The #michED podcast, which is free on iTunes, is an online radio show produced by Brad Wilson that is much like one you might hear on NPR. Stories and interviews come from all over the state, documenting classroom projects, lessons, and ideas on educational topics.
Take the story of Joe Vercellino’s music class at Northpointe Academy in Highland Park. Vercellino’s classroom and students were featured for their innovative use of music to foster creativity, build community, and extend learning beyond the school day. Elementary and middle school students have taken what they’ve learned in their music class and applied it to forming an after-school music group, called Beasts of the Beat. These students have written their own original music, performed at COBO Hall, and recorded an iTunes album. That’s #michED.
Capturing and sparking real conversations about learning from those who are in classrooms and schools every day, #michED helps students and teachers celebrate innovation and success in Michigan schools. Ben Rimes, an educational technology director from Mattawan, is another key organizer in making the movement a reality. According to Rimes, “social media allows us to connect and share our story.” Sharing the stories of students and teachers around the state, says Rimes, “helps to inspire other educators and the community.” He notes that it sparks conversations, which might not otherwise have a way to take place, about great ways to foster student learning. That’s #michED.
Though the #michED movement is made possible by the educators mentioned above, many more, including Tara Maynard of Zeeland, Boyne City’s Rebecca Wildman, Kit Hard in Port Huron, Todd Bloch of Warren, and Rachelle Wynkoop from St. Clair, work to advance its mission. Since I first came across #michED in 2012, it has sparked a renewed sense of pride in Michigan education and its impact continues to grow.
This past month, the #michED team took the campaign to the next level. They issued a month-long challenge to classrooms around the state to share a success from this year in one form or another to the michED.net website. They could leave a voicemail, create a video, send a tweet, compose a blog post, or send an email.
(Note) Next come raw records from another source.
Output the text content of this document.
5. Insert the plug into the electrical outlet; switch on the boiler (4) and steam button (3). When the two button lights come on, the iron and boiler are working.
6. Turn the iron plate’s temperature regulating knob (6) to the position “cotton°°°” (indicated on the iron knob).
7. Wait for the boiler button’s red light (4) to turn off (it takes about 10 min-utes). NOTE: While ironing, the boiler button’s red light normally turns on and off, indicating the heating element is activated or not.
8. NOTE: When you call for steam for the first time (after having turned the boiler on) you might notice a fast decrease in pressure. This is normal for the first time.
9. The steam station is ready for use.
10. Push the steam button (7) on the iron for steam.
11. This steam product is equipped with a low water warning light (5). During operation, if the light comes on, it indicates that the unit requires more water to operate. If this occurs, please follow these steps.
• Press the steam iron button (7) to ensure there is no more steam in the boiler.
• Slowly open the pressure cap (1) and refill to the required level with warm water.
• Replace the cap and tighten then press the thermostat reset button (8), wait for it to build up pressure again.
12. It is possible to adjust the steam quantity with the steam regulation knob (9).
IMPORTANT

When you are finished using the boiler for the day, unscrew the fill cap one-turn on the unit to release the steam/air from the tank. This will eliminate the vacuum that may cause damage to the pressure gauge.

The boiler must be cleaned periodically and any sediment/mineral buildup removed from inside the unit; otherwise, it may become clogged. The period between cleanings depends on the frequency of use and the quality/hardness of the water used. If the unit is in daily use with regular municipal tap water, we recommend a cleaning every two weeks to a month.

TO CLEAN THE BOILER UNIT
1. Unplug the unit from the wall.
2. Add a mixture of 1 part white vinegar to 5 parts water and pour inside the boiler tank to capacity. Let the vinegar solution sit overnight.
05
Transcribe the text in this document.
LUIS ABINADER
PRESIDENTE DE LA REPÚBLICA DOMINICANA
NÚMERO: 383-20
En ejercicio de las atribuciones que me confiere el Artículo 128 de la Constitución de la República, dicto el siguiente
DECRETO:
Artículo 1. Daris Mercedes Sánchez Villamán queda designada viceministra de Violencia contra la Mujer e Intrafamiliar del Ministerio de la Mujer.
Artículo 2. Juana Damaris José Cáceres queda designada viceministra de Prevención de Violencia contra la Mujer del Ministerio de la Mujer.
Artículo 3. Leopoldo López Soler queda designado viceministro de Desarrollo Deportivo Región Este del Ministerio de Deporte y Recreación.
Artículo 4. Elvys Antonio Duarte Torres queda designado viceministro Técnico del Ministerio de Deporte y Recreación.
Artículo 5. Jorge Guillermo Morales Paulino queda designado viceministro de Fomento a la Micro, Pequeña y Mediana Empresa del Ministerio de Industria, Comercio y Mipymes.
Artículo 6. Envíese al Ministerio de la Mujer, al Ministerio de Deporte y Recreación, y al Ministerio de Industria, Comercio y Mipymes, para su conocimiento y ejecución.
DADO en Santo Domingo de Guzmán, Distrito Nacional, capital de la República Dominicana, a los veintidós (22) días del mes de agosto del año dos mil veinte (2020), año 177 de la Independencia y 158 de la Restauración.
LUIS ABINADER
A middle school class from Adrian participated by creating a YouTube video highlight reel of their year learning French. The video creatively showed the French food, language, and culture they got to experience in class. That’s #michED.
Today, #michED remains free and accessible to anyone interested in joining the conversation; moreover, it is recognizable to teachers in every region and even non-educators who take interest in our schools. At the Governor’s Education Summit in April, #michED was part of a featured presentation about the great things happening in our classrooms around the state. This is about connecting people and sharing remarkable stories. Like PureMichigan for education, that’s #michED.